Thursday, August 27, 2009

iterative development

Here is what I have learned in the last four weeks: the first month, all you will do is feed the baby, change the baby, and try to sleep. Seriously. Over and over and over and over and over again. If you do anything beyond these parameters, it is a fucking miracle. This is especially true for people who are single parents, or for people whose partners have to return to work right away.

With the help of our massive supporting cast, we have done some other things. Thanks to spook's job, which allowed him to be home (with the exception of a few days) until this week, we managed quite a bit of the housework. (We also had volunteers do some of our laundry and dishes.) Thanks to being strongly motivated to not go crazy, we went for a lot of walks, both to calm the baby and to get ice cream. Thanks to fairy godmother Jenny, we got a chance to go out to dinner, just the two of us. So I'm not trying to discourage you, folks who do not have kids, so much as telling you to keep your expectations super-low and then congratulate yourselves like mad on every small achievement. It feels much better that way.
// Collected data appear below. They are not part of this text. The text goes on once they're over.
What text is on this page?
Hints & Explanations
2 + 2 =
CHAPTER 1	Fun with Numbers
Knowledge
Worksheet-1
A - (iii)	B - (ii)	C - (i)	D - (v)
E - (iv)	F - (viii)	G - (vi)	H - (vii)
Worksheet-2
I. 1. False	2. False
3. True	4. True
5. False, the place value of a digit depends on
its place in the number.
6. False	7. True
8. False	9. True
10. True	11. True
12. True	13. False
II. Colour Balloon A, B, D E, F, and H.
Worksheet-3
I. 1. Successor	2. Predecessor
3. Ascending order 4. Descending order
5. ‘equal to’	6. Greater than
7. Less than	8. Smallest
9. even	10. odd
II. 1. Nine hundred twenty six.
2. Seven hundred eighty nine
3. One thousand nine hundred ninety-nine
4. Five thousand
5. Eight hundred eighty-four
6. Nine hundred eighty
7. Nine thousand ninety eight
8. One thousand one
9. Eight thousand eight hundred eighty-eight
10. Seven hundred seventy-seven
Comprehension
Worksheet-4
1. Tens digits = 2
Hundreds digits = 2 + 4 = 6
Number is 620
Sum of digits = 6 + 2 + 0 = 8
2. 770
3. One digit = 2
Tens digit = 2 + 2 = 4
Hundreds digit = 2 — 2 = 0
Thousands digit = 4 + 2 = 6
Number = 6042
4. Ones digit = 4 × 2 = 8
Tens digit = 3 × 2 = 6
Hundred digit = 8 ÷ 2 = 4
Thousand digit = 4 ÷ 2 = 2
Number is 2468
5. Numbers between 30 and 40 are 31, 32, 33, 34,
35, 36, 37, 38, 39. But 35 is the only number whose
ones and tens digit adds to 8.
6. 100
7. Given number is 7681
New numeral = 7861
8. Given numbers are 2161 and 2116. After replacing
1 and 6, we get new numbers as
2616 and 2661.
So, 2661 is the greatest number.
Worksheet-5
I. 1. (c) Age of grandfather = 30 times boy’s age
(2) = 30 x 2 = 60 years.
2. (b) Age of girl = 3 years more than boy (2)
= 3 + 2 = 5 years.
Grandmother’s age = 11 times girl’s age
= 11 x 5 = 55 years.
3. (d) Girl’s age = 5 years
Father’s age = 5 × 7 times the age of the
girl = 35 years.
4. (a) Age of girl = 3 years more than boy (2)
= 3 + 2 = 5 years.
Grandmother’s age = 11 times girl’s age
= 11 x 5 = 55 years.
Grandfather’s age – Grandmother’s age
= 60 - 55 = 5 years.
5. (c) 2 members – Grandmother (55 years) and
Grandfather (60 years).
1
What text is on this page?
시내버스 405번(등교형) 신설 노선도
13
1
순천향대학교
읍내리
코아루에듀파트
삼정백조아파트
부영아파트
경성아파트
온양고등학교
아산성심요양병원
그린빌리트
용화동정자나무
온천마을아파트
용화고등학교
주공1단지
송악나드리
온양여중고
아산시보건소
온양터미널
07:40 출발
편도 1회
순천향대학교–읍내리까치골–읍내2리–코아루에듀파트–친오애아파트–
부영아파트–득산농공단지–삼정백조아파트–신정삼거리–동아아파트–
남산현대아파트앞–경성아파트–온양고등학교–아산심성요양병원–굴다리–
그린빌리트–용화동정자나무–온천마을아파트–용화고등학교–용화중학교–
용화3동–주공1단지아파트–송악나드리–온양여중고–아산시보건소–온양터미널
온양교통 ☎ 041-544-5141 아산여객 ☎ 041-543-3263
This first week by myself is interesting so far. It's a lot less possible to get things done when there isn't a second set of hands around--and I'm cheating, because once again fairy godmother Jenny steps in so that I get to eat lunch. Lunch which she makes for me. I am completely spoiled. But today I count as a victory that I was able to take a shower, something which has previously only been possible when spook is home because it breaks my heart to put Jake down if he's crying, even for five minutes to get clean. But y'know, showers are awesome, especially at such a sticky time. (Not ten minutes goes by without me getting some substance all over me--drool, breastmilk, toast crumbs, and--rarely but unpleasantly--poop.)

My mind feels a little bit gone, although it's actually better than it was early in my pregnancy when I felt so sick all the time that I seemed to have been sublimated by my wretchedness. I do the same repetitive tasks and it's hard to get my brain out of that loop to talk about anything else, so I hate listening to myself, because even though I kinda knew I was going to be one of those people who's all the baby the baby the baby, I didn't want to be. And gradually, I guess, I won't be. There are non-baby activities in my life, even if a lot of them occur simultaneously with breastfeeding: watching HBO's Rome and the NFL preseason, playing Scrabble, visiting with friends. Today I'm going to rent National Geographic's documentary about the Romans in Britain. (Yes, it's a kick I'm on, all right?) It will mean a walk in the beautiful fall weather and a chance to look around at the slightly wider world. Baby steps.

Saturday, August 01, 2009

safely back in the world


"my heart's not new
I'm not like you
I've loved and been loved
well and badly too
my body's been
through everything
I've used and been used
I got over it
there's something that you learn on a tightrope
just outside the spotlight,
there's a big net waiting"
Tanya Donelly
I'm Keeping You

I'm listening to my son making little sighing noises in his sleep. It's been three and a half days, and I still can't quite believe he's here. I probably do not have time to tell you about his birth before he wakes up, but I can tell you that it was one of the most challenging and most rewarding experiences of my life, that spook showed me a depth of devotion and care that I can still hardly fathom, that although I was terrified that it would somehow be too much for me to cope with, it was not. And now he's here with me.